Potok wrote this book 5 years after his last book. He should have stayed in retirement. Aside of being overly descriptive in meaningless scenery, Potoks book is obsessed with Art, yet never developed anything. I felt that no part of the story was settled and was an incredible waste of my time. Examples are his uncles art collection. "Oh. Just keep it in storage"?? Really??? It's destroying his family and just keep it in storage??? Asher lev gave a picture to his son as a gift. And that was supposed to be a touching moment??? A freaking drawing on paper. I'd rate this 5 stars as a cure for insomnia. I'm angry because I feel insulted in this self gratifying "work" that I'd say unravels, but never had liftoff to begin with.
—Jason Shatkin

I really wanted to like this book, because I loved 'My Name is Asher Lev.' Unfortunately, this book just wasn't nearly up to snuff. To begin with, nothing happens. Asher, the main character, in particular is static.

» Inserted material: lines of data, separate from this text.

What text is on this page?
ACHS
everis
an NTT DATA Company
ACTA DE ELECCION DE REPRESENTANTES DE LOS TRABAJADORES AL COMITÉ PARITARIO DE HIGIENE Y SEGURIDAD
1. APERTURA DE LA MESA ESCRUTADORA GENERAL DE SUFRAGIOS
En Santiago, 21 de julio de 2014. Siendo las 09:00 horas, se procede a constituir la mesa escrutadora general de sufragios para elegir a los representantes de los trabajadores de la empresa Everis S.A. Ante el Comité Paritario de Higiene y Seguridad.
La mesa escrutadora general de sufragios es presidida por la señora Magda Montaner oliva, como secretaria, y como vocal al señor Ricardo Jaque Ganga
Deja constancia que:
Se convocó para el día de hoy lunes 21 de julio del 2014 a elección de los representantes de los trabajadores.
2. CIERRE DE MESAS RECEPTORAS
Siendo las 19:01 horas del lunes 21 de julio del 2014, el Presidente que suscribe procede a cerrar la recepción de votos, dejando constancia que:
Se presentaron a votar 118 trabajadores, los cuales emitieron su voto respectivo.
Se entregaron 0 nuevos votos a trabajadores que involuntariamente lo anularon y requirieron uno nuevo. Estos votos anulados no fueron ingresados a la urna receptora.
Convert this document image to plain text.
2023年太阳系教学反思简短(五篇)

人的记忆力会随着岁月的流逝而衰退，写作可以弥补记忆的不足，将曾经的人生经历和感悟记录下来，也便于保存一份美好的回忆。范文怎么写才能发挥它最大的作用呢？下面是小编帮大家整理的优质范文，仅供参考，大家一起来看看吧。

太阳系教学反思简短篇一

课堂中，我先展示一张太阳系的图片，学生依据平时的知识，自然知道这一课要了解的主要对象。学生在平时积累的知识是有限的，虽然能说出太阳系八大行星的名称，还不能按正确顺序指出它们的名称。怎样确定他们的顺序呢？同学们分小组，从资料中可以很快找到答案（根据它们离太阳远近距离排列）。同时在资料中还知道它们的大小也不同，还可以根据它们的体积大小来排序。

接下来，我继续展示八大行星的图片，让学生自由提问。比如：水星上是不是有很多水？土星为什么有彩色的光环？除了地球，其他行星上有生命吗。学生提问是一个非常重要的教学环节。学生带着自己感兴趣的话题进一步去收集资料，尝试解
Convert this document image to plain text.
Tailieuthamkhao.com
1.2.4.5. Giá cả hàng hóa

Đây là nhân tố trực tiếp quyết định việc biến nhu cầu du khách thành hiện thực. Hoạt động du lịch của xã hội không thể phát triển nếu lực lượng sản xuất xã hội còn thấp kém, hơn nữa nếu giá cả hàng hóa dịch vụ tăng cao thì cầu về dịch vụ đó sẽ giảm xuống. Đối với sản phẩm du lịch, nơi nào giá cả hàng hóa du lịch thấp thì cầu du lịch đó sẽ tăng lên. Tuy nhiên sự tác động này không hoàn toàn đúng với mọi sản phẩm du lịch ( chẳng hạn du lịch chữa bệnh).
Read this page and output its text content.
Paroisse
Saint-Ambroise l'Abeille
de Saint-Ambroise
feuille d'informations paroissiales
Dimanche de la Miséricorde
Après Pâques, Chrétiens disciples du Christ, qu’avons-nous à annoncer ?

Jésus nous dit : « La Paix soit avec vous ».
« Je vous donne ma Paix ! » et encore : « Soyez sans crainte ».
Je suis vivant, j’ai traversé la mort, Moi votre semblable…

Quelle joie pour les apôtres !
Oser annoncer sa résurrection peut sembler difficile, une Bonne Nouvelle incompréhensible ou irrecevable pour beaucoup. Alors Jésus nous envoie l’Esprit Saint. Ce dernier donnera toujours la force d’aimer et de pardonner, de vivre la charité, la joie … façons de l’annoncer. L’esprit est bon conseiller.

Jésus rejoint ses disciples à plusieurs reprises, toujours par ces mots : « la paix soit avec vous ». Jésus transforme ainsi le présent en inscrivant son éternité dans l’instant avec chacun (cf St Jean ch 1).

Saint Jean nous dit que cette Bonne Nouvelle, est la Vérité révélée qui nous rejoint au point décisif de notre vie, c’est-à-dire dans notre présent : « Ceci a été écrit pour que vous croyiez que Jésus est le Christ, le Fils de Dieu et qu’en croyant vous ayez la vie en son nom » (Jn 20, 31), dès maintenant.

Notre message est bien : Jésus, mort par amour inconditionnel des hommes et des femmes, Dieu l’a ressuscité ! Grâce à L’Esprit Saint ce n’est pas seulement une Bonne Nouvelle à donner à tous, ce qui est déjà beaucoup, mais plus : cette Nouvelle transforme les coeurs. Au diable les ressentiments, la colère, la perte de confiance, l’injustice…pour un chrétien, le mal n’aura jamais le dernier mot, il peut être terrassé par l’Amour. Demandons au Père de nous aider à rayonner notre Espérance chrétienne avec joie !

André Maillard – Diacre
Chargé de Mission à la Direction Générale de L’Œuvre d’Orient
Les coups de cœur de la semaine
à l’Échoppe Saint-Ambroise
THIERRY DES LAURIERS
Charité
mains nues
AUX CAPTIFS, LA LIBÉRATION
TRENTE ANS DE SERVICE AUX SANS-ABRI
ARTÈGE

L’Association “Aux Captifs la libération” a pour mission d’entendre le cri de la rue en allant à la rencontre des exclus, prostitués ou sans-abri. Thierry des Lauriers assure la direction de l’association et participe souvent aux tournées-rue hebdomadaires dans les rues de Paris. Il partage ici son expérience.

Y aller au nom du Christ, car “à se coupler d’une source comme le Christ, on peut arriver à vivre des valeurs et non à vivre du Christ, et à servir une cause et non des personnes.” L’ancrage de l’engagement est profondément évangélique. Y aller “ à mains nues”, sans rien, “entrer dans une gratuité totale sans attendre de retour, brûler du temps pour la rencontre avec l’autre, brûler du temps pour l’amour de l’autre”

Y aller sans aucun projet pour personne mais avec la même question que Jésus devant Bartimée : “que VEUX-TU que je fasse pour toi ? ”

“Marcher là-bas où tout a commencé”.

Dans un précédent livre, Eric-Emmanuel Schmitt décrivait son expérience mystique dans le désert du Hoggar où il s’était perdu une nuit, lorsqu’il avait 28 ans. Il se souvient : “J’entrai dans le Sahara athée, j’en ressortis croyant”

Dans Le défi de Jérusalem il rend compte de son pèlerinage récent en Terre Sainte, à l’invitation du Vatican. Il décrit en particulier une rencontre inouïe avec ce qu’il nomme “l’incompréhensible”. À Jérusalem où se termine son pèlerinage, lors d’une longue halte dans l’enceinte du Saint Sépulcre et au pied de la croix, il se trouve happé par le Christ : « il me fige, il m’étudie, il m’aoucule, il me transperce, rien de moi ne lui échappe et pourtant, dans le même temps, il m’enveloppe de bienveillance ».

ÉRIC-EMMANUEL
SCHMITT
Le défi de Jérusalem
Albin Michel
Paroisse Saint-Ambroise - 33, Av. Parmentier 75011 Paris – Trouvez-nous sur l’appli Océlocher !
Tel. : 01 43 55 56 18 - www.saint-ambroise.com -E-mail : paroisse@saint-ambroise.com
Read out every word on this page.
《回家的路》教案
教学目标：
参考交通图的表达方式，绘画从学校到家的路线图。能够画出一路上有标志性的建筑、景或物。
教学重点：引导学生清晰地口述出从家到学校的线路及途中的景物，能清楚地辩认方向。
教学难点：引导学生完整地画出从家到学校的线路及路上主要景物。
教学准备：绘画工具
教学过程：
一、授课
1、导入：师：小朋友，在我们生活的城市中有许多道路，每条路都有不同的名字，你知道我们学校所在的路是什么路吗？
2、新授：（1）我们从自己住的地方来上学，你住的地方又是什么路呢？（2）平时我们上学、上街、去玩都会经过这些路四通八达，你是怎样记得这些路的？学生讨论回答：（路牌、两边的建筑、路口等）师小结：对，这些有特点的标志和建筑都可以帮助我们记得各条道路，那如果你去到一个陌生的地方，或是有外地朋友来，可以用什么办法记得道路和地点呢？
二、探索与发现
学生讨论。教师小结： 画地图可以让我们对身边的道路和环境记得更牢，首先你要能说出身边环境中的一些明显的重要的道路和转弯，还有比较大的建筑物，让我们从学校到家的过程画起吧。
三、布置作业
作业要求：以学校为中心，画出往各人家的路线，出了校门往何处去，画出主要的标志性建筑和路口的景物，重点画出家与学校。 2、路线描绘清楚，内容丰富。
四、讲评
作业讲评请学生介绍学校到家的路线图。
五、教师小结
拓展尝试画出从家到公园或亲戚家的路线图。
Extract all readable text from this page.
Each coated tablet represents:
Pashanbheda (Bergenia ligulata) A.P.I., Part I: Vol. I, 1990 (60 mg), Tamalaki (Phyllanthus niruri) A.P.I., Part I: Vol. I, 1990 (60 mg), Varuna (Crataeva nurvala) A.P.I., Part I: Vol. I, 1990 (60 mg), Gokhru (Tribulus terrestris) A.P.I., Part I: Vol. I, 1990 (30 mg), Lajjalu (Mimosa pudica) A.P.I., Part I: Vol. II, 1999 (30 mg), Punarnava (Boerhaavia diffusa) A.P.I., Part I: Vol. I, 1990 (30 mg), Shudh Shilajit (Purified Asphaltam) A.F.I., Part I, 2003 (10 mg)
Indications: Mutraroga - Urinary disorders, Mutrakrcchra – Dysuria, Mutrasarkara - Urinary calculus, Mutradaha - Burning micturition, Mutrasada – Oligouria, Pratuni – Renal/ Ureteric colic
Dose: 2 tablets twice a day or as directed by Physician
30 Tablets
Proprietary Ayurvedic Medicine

The entire book he has painter's block, so he just mopes around as is depressed. A large portion of the book is also flashbacks (which in the case of his wife are sometimes pretty interesting and touching--her character is a good new one to get to know) or else Asher's intuition about the future. But... the future never comes, even at the end of the book. The situation is almost the exact same at the end as it was at the beginning. Oh and for some reason now Asher is having hallucinations of old friends who have died and speaks to them; he doesn't seem to find this strange at all.Stylistically, I was really bothered by frequent switches between past and present tense narration. Usually Potok at least waited until new vignettes to switch tense (there aren't many chapters, but they are broken up into non-numbered subsections delimited by a blank line), but sometimes he does it just between paragraphs, and once even within a paragraph. Gah! Also, Potok's sparse writing style was intermixed with a lot of attempts to describe random situations (a Paris street, for example) in "literary" detail. It didn't work well.The bright spots were the wonderful bits of Jewish wisdom and theology that were discussed at a few points in the book, the new characters of Asher's young family, and a few times the talk about art had some good points. But really, just stick with the first one and skip this sequel.